Il mobbing è un problema grave e diffuso, ne risente anche la magistratura dato che il CSM è intasato di esposti di magistrati al riguardo; ma quando sono intere schiere di magistrati a mobbizzare dei singoli, come accaduto per Lombardini, per Pintus, per Cordova, piuttosto che di mobbing non si dovrebbe parlare di complotti?

Non si sa che fine abbiano fatto le famose indagini parallele del SISDE sulla vicenda Lombardini, non se ne parla più, eppure sappiamo che sono state fatte e che i risultanti sono agghiaccianti; probabile che qualcuno cerchi di insabbiare tutto o addirittura di far apporre il segreto di Stato, magari per non rovinare la campagna elettorale a qualcuno che non sta certo nel centrodestra.

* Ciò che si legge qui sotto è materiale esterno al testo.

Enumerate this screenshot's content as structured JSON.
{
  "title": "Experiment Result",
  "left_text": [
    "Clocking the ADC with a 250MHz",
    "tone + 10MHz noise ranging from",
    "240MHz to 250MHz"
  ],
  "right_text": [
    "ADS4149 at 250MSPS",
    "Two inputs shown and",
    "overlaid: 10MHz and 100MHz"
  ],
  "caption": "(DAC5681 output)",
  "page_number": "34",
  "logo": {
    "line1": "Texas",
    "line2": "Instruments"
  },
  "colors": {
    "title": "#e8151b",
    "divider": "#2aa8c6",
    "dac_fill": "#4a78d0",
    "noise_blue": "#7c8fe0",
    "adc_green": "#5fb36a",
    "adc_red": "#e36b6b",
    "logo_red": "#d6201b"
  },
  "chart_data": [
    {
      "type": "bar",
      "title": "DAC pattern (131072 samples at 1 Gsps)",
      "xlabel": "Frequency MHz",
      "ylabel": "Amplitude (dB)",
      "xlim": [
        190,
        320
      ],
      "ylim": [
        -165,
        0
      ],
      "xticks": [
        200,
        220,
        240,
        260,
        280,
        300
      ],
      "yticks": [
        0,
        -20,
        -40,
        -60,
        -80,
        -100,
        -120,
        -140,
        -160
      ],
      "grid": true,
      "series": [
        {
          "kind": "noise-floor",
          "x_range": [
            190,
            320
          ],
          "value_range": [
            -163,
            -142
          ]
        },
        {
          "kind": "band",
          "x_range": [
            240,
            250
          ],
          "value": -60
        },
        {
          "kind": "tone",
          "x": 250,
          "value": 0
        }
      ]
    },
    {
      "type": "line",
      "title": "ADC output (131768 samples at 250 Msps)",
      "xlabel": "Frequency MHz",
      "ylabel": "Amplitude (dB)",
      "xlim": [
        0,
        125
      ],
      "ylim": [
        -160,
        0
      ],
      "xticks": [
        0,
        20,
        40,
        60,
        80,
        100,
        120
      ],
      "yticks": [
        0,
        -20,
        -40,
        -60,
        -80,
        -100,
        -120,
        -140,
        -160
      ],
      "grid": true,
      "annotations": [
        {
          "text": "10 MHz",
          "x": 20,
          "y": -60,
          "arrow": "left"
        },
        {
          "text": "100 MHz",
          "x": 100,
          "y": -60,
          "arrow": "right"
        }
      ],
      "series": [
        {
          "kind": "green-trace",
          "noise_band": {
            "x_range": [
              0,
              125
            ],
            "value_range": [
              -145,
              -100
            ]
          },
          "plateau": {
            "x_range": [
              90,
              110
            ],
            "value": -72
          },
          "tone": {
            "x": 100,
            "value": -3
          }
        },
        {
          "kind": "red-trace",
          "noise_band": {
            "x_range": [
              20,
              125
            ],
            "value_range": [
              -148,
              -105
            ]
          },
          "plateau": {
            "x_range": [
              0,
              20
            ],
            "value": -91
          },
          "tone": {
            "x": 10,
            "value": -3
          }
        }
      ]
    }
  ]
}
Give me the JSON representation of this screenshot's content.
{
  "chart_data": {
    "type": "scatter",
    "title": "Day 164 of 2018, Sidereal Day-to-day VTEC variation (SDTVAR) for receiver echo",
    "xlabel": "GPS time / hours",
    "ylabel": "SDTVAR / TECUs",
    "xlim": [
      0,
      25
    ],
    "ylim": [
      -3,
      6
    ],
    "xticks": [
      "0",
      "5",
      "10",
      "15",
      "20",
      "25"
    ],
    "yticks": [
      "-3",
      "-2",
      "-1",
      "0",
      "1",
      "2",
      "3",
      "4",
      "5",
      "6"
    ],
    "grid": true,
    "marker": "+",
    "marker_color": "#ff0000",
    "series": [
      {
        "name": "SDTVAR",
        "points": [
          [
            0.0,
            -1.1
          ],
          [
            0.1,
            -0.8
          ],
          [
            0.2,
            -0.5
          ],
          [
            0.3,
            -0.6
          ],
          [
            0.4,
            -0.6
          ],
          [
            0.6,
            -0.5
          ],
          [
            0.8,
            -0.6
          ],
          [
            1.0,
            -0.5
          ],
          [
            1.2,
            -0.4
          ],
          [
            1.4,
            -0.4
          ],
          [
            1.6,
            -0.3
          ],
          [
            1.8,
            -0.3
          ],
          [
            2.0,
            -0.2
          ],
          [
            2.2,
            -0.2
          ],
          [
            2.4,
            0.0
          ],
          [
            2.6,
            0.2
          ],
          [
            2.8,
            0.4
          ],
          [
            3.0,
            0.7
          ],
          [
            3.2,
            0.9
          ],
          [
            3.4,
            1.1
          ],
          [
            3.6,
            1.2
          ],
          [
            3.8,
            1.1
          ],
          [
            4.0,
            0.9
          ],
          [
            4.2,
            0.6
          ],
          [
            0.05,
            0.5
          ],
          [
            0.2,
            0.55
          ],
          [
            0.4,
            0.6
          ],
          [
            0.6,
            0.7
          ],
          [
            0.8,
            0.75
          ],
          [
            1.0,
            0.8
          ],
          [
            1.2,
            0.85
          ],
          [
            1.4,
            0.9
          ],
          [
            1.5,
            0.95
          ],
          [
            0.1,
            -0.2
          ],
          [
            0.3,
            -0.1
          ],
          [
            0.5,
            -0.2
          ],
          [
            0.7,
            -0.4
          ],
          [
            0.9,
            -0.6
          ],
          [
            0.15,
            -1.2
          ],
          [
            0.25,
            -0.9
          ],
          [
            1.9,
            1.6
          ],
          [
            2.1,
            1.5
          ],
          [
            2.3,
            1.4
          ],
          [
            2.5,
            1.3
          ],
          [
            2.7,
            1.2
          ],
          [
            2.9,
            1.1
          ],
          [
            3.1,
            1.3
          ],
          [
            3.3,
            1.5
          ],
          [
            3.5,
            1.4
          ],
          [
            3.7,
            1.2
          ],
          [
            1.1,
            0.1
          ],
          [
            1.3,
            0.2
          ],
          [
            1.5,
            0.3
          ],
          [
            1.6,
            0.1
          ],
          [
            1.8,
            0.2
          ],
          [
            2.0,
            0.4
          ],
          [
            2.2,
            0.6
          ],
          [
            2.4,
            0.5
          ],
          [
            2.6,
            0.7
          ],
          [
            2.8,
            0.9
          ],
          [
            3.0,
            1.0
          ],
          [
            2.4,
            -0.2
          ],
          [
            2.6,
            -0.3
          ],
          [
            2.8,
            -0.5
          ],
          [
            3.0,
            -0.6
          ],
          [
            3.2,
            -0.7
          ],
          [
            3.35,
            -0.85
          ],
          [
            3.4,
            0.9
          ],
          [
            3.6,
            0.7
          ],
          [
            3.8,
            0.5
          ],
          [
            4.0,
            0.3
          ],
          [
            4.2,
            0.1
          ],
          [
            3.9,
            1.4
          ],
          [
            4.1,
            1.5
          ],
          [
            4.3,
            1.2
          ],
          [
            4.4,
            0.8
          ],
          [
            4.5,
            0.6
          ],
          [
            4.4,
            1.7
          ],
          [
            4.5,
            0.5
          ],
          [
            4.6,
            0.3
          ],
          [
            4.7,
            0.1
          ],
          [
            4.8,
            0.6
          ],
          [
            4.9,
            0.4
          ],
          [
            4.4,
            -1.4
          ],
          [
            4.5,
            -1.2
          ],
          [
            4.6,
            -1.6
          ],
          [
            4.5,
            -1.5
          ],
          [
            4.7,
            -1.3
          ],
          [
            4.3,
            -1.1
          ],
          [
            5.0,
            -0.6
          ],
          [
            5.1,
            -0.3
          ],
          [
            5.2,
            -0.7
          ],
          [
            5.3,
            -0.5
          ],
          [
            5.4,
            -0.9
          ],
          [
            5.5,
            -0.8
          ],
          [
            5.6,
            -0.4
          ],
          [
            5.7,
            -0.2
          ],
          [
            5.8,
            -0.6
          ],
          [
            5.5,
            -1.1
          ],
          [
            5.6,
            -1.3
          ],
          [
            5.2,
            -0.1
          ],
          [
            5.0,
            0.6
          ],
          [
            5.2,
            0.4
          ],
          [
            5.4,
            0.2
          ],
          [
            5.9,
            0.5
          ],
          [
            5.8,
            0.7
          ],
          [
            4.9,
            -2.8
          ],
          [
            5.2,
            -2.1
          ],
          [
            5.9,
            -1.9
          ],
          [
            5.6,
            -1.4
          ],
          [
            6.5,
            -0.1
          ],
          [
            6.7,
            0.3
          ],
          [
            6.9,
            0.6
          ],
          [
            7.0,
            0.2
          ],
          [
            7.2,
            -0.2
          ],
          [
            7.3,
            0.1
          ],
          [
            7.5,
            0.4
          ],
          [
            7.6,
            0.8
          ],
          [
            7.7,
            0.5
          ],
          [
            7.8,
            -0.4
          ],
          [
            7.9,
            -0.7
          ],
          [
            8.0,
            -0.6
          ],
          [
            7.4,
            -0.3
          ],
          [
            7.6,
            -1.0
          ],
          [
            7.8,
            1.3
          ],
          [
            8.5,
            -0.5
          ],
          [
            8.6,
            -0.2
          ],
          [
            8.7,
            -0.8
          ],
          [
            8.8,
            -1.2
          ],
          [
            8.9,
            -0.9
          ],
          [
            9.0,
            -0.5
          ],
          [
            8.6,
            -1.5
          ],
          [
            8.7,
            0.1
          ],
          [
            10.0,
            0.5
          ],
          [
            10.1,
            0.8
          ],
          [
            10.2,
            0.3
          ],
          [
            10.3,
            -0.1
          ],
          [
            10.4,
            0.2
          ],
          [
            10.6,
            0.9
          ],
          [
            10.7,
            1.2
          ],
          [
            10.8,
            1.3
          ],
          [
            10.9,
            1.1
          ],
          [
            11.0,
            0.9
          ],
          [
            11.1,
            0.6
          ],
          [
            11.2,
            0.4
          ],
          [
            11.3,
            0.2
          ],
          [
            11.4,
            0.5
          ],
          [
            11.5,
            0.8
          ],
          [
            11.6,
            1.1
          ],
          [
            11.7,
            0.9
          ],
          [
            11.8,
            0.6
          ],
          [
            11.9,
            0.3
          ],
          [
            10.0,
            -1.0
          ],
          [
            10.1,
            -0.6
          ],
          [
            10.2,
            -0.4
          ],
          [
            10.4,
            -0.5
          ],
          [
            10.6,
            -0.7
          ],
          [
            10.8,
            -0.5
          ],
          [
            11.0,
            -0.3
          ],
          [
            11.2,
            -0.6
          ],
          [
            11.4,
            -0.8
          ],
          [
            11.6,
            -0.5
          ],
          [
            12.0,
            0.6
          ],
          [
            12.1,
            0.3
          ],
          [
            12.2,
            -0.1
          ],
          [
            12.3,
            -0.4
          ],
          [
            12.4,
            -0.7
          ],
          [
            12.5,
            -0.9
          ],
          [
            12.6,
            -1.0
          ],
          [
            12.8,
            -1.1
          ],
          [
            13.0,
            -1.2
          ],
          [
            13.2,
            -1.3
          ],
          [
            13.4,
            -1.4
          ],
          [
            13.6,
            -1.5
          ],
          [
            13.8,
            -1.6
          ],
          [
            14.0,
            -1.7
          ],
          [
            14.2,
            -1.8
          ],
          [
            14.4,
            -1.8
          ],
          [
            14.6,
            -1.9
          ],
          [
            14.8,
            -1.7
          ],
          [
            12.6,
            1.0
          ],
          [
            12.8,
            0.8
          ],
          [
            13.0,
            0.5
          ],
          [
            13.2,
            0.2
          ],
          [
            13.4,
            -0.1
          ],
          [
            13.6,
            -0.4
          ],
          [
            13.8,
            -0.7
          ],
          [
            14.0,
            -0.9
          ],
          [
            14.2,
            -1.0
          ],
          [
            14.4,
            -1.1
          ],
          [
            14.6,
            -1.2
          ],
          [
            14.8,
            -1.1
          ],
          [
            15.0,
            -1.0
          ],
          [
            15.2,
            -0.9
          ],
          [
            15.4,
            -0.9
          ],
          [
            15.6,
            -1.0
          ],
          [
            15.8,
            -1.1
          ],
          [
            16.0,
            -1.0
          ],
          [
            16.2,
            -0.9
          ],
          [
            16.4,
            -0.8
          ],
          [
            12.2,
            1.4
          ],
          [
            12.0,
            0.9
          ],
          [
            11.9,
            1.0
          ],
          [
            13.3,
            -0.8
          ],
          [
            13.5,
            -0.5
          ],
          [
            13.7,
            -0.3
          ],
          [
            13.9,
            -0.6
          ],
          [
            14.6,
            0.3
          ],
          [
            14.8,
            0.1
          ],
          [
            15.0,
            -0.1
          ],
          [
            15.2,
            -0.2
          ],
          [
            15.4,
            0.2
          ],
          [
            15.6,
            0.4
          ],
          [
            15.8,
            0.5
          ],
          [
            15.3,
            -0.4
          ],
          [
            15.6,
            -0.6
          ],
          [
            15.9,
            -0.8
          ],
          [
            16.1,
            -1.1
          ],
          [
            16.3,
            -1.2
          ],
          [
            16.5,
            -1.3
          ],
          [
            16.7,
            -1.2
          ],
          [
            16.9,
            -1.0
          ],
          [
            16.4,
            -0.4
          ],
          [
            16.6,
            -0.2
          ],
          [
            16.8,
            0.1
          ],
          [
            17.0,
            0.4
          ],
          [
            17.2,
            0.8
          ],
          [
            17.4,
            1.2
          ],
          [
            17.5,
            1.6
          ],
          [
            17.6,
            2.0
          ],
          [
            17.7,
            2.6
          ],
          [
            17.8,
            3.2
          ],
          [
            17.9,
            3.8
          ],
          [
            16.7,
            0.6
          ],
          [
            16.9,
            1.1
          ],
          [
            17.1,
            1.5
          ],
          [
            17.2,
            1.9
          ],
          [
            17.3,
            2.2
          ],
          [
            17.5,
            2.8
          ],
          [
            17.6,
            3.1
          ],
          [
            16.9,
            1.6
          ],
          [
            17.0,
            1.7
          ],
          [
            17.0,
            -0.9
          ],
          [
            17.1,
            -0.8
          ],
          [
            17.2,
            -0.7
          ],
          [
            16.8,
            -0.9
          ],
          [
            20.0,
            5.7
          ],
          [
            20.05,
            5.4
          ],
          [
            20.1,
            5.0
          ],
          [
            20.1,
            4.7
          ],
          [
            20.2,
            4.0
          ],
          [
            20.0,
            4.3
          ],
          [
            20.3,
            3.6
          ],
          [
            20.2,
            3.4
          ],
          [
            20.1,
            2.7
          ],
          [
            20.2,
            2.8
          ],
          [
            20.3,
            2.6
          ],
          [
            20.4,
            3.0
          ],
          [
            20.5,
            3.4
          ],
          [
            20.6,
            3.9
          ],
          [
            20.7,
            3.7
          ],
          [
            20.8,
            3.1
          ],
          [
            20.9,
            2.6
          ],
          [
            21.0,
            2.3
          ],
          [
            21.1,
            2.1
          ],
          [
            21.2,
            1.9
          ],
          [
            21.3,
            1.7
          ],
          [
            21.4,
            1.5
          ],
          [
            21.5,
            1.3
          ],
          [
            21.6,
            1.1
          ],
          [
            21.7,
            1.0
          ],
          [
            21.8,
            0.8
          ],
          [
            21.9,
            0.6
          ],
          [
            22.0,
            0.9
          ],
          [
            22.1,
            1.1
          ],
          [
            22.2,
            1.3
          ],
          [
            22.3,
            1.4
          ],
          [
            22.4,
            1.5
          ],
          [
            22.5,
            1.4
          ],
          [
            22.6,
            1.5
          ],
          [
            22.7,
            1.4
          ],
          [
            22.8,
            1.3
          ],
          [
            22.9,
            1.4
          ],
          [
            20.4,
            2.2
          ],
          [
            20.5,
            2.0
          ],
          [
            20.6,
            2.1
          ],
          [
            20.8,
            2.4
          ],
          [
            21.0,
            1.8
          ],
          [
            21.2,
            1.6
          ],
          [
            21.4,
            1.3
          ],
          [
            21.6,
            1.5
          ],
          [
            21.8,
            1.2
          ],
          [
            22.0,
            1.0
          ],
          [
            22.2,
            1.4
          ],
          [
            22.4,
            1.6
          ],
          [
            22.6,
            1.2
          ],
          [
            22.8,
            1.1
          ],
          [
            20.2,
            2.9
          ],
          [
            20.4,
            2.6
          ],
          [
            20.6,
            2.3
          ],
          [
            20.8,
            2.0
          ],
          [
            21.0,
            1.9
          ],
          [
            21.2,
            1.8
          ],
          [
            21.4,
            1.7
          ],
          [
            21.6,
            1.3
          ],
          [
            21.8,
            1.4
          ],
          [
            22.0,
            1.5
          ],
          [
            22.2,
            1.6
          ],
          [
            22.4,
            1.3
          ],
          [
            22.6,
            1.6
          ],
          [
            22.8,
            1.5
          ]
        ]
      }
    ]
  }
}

Qual’è il progetto politico di Mauro Pili? Rimane molto nebuloso, e sul terreno dell’immagine finora Renato Soru è stato sicuramente più efficace; noi gradiremmo che il centrodestra fosse più deciso e meno ambiguo (se non cagasotto) sui problemi che da anni denunciamo, e ci sta pure passando la voglia di votarli se continuano così, a non voler scegliere tra la chiarezza di Giampiero Nuvoli e le tre scimmiette non vedo non sento non parlo Massidda, Cicu e Anedda.

Lo scontro interno alle Cooperative rosse, condotto a colpi di iniziative giudiziarie, che ha condotto alla scissione del gruppo del potentissimo Antonio Sardu, vicino a Diliberto, è un capitolo gustoso della storia recente sarda, al quale, con le dovute cautele, cercheremo nei prossimi giorni di dedicare un’editoriale o altro spazio idoneo; una cosa è certa, che Luigi Lombardini, che si vide passare tra le mani uno dei procedimenti di interesse, si dimostrò tanto per cambiare un galantuomo e, pur da uomo di destra, prosciolse la comunista Cooperativa Cento da ogni addebito.